Filha única, neta mais velha, foi bem isso que aconteceu. Eu e minha mãe fomos à caça do vestido de noiva e choramos, as duas, feito crianças quando ficam sem doce, na hora em que achamos o vestido perfeito, aquele completamente diferente do que eu imaginava. O que a minha mãe e meu pai não sabem é que eles estavam certos sobre absolutamente tudo o que me falaram durante a vida.

Hoje eu entendo o quanto custa manter uma casa, e olha que nem tenho filhos ainda. Você sente falta de tudo, do cheiro da comida da sua mãe, das implicâncias do seu pai, das coisas infinitas na dispensa e, como diz um amigo meu: “do milagre da roupa que aparece no seu guarda-roupa, dobrada e passada”. Não, não estou reclamando da nova vida, muito pelo contrário, estou achando tudo maravilhoso… O corre-corre dos preparativos para o casamento, a mudança interminável, o cansaço inicial de noites mal dormidas, as compras para o novo lar e, principalmente, ter a companhia de alguém que você ama ao seu lado.

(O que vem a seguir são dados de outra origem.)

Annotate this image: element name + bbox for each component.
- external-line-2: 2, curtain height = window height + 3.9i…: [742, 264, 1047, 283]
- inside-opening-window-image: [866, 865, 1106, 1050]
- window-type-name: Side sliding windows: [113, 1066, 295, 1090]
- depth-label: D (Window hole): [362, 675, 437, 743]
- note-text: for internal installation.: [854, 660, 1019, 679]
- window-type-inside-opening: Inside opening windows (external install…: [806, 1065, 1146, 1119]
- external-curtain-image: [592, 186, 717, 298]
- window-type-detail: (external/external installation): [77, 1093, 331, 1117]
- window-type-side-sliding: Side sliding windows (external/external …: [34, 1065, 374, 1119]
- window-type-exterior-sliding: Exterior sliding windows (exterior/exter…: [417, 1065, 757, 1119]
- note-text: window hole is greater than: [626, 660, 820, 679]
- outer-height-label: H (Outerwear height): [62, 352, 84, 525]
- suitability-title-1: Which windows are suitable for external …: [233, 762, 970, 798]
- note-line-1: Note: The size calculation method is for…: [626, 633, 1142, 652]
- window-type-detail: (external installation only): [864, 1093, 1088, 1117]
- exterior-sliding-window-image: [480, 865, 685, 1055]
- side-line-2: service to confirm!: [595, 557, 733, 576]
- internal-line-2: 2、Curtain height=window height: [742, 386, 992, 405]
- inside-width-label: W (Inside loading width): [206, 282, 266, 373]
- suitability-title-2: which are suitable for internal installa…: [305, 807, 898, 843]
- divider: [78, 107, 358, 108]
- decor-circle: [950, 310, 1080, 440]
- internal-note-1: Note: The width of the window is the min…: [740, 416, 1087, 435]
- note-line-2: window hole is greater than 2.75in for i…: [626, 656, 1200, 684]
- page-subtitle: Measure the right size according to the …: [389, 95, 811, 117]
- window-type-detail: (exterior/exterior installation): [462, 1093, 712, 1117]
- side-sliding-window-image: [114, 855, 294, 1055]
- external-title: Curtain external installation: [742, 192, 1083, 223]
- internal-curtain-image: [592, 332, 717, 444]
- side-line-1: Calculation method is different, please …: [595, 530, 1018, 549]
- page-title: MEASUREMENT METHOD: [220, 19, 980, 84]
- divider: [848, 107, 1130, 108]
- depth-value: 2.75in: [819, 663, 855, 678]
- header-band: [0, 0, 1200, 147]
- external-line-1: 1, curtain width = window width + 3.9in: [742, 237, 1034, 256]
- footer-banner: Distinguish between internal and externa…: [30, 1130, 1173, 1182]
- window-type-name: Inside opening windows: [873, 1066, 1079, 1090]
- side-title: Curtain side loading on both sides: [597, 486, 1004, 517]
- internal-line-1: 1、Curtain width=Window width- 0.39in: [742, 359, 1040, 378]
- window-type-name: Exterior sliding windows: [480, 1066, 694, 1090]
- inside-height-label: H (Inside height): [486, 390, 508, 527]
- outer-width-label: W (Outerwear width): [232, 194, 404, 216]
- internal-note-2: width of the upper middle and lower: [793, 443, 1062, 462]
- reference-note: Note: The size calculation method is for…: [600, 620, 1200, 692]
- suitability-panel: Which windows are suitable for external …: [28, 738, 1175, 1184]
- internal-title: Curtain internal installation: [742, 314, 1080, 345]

Mas somente um desabafo e uma reflexão: pense em tudo o que seus pais já viveram e fizeram. Caramba, você vai perceber o quanto eles são incríveis, o quanto deles tem em você (que é muito mais do que você imaginava) e o quanto eles estavam certos.

“Pai
Eu cresci e não houve outro jeito
Quero só recostar no teu peito
Pra pedir pra você ir lá em casa
E brincar de vovô com meu filho
No tapete da sala de estar

Pai
Você foi meu herói, meu bandido
Hoje é mais muito mais que um amigo
Nem você, nem ninguém tá sozinho
Você faz parte desse caminho
Que hoje eu sigo em paz”

E acho que esse meu emotivo texto não poderia terminar de outra maneira. Dedico a minha admiração não somente aos meus pais, mas a todos os pais, os que se consideram pais, ou os que ainda vão ser pais verdadeiros, daqueles que deveriam ser eternos.